The dispute was a source of occasional drama and consistent amusement among the smaller golf audience. It expanded to a much larger audience this year when footage of a Koepka interview with the Golf Channel from May’s P.G.A. Championship leaked on Twitter. In the video, Koepka loses his train of thought and lets loose a string of expletives as an unaware DeChambeau loudly passes by in his metal spikes. The video racked up 10 million views on Twitter before it was removed, and the image of Koepka’s eye-rolling annoyance became a meme.
The video ignited a summer of back-and-forth between the two, with fans getting in on it, too. Security at the Memorial Tournament in June occasionally approached fans shouting “Brooks-y!” near DeChambeau. The PGA Tour said that security was informed of the heckling but that DeChambeau did not request the tour to remove fans from the grounds. Koepka responded to the development that night with a video offering free beer from his sponsor to any fans whose stay was “cut short.” The jeer then became a staple wherever DeChambeau played, leading to Jay Monahan, the PGA Tour commissioner, saying in August that it would be classified as “harassing behavior” under the tour’s fan code of conduct and not be tolerated.
“It’s disgusting the way the guy has tried to knock me down,” DeChambeau said during promotional interviews for the match. “There’s no need for it in the game of golf. He’s just tried to knock me down at every angle, every avenue. For what reason, I don’t know.”
DeChambeau continued, offering one reason: that Koepka may be motivated by benefiting from the tour’s Player Impact Program. The program distributes a $40 million bonus pool to 10 players based on a number of metrics, including popularity in Google searches. The feud, and Koepka’s pinpoint comments and social media tactics, certainly boosted both players’ profiles this year.
Koepka reiterated his distaste for his opponent during the run-up to this match, adding, “I’ve said it like 10 different times: I’ve never really liked him.” There is an authentic dislike and irritation there, even if a made-for-TV match heavy on commercial breaks felt like a reductive attempt to display and resolve that.
There were several charitable components to the match, and the overall series of matches had donated $30 million to various charities before this week’s edition. But this was a more commercial endeavor, hyped around a competitive beef. A lush green golf course with ornate man-made waterfalls set aside the Las Vegas Strip in the middle of the desert was an apt venue. Various one-liners and moments from their feud were emblazoned on Koepka’s cart with his beer sponsor. There were closest-to-the-hole side competitions sponsored by a sports book, a private jet company, an automobile and a recruiting service, and a long-drive challenge sponsored by a bank.
Frustrations about a “long-drive challenge” most likely started this beef, more so than any publicized tweet or putting green confrontation.

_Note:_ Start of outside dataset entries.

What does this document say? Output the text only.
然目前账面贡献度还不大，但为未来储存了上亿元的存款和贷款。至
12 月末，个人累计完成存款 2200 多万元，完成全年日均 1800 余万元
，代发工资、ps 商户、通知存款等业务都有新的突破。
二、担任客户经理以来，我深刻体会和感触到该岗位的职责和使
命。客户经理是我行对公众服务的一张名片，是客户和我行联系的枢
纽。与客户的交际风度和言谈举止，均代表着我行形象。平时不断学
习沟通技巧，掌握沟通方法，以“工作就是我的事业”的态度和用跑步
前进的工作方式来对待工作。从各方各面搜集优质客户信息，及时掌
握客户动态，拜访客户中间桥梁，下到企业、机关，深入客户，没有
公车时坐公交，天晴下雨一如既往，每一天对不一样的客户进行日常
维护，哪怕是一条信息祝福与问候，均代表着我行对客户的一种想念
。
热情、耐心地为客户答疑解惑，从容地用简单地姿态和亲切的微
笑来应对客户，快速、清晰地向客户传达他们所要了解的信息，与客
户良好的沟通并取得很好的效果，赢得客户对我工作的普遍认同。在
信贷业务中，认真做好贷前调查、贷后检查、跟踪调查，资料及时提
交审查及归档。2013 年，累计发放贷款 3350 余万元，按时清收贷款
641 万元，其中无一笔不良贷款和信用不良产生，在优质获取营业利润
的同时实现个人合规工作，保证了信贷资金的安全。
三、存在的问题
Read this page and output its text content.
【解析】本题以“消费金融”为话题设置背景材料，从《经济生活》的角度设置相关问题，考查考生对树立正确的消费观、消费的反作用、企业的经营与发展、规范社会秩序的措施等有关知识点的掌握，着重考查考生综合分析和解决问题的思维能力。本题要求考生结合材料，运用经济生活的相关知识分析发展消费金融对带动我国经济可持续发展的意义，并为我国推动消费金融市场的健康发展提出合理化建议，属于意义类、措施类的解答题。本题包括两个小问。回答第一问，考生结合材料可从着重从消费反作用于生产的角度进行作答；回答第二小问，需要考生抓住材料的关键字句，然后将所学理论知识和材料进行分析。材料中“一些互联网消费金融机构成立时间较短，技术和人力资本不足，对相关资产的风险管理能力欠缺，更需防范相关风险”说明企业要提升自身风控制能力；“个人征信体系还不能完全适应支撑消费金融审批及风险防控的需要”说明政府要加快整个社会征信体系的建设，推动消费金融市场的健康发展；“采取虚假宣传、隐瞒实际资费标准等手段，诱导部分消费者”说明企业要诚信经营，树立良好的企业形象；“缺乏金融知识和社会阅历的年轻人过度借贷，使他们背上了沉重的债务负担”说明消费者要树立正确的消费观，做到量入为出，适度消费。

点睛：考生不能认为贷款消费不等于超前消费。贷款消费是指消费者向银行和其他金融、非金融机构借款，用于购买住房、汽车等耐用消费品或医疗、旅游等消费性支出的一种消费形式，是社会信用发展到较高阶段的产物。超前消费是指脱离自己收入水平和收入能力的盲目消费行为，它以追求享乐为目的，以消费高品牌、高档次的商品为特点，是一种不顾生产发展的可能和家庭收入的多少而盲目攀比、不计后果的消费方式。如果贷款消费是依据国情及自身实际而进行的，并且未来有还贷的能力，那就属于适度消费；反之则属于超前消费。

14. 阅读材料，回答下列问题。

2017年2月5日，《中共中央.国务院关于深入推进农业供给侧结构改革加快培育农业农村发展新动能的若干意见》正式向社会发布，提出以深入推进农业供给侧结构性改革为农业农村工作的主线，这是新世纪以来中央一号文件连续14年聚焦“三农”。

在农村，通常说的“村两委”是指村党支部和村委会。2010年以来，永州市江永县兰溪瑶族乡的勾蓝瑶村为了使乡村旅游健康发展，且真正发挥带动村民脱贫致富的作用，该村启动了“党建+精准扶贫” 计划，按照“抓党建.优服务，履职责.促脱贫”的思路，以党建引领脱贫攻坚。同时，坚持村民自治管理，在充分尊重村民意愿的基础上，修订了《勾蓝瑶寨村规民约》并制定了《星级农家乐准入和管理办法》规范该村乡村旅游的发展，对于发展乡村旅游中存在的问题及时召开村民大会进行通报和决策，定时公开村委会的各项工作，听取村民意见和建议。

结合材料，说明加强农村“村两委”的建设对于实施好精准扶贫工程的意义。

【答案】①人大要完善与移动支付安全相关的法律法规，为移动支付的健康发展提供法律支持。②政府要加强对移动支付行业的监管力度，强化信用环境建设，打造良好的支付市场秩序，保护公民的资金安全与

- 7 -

It was at the 2019 P.G.A. Championship that DeChambeau felt flustered by the major championship style of golf, where Koepka had so excelled. “If you really want to prove who the best champion is, it’s not a long-drive contest,” DeChambeau told the Golf Channel about the Bethpage course setup. “That’s why they have long-drive contests out here. It’s about precision. So when you start making it really tight, I get the tight part. But when you start lengthening it to the amounts that they’ve been lengthening it to, I just personally think that it’s a mess-up.”
DeChambeau argued against major championship setups that simply use length as the primary test and defense of the course. “That tests the best ball-striker,” he said then in May 2019. “That’s what majors are supposed to be about. It’s not supposed to be a driving contest.”
Koepka won his fourth major that week at Bethpage. DeChambeau, who walked away frustrated, would soon undergo a complete body transformation that made him the PGA Tour’s driving distance leader the last two years, and a major champion at last fall’s U.S. Open at Winged Foot in New York.
The match was nothing like that crucible of a major that both have won, but Koepka will walk away with some form of bragging rights that will certainly provide more social media fodder.